The great Rod Dixon of Australia, then the marathon world record holder, won the race in 1980 and 1981, lowering the course record to 1:02:12 in his second attempt. Joan Benoit Samuelson came, saw and conquered from 1983 through 1985, establishing a longstanding American record of 1:08:34 in 1984, fresh off winning her Olympic gold medal in Los Angeles.
The very next year, Mark Curp set a new American record and event record of 1:00:55, which stood until Ryan Hall ran 59:43 in Houston in 2006. Hall will compete in this year’s ING Philadelphia Distance run and will take aim at his own record. If he achieves it (and indeed, if he comes even within 16 seconds of it), he will become the first person to break the hour barrier in the event.
Among the other hallowed names that have stood at the top of the finishing results over the 32-year history of the race are Steve Jones, Khalid Khannouchi, Sylvia Mosqueda, Coleen DeReuck, and Catherine Ndereba, who scored five consecutive wins between 1998 and 2002 and will return in search of a sixth title this year.
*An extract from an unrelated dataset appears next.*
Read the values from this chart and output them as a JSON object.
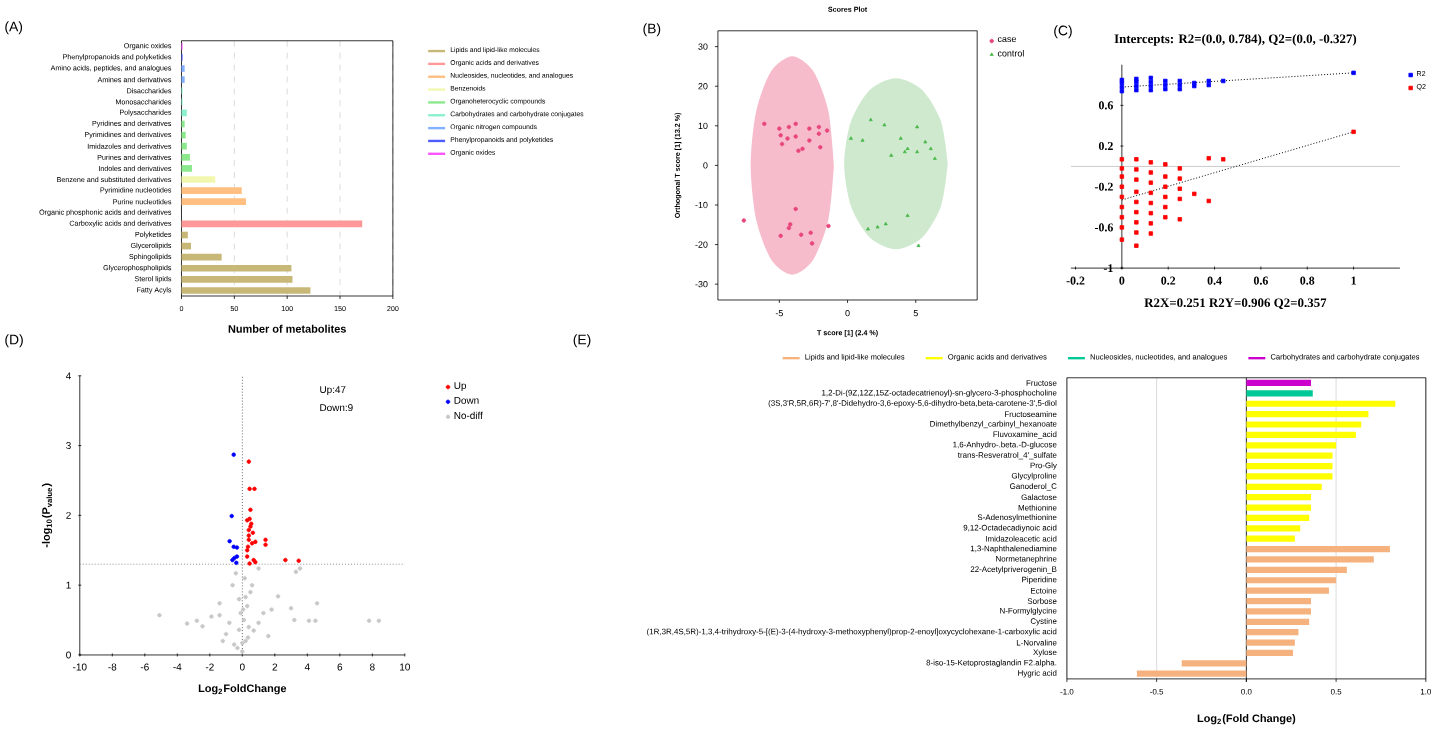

And of course we mustn’t forget Deena Kastor, who won in 2005 with a still-standing American and course record time of 1:07:53.
Also in 2005, management of the Philadelphia Distance Run was taken over by Elite Racing, which was purchased by Falconhead Capitol two years later and became part of the Competitor Group.
Last year, financial services company ING became the title sponsor of the event, signing a multi-year agreement and taking over for longtime title sponsor Jefferson Hospital. ING was attracted to the event largely as a vehicle to extend the company’s Run for Something Better program, which promotes children’s health and fitness by funding free community and school-based running programs.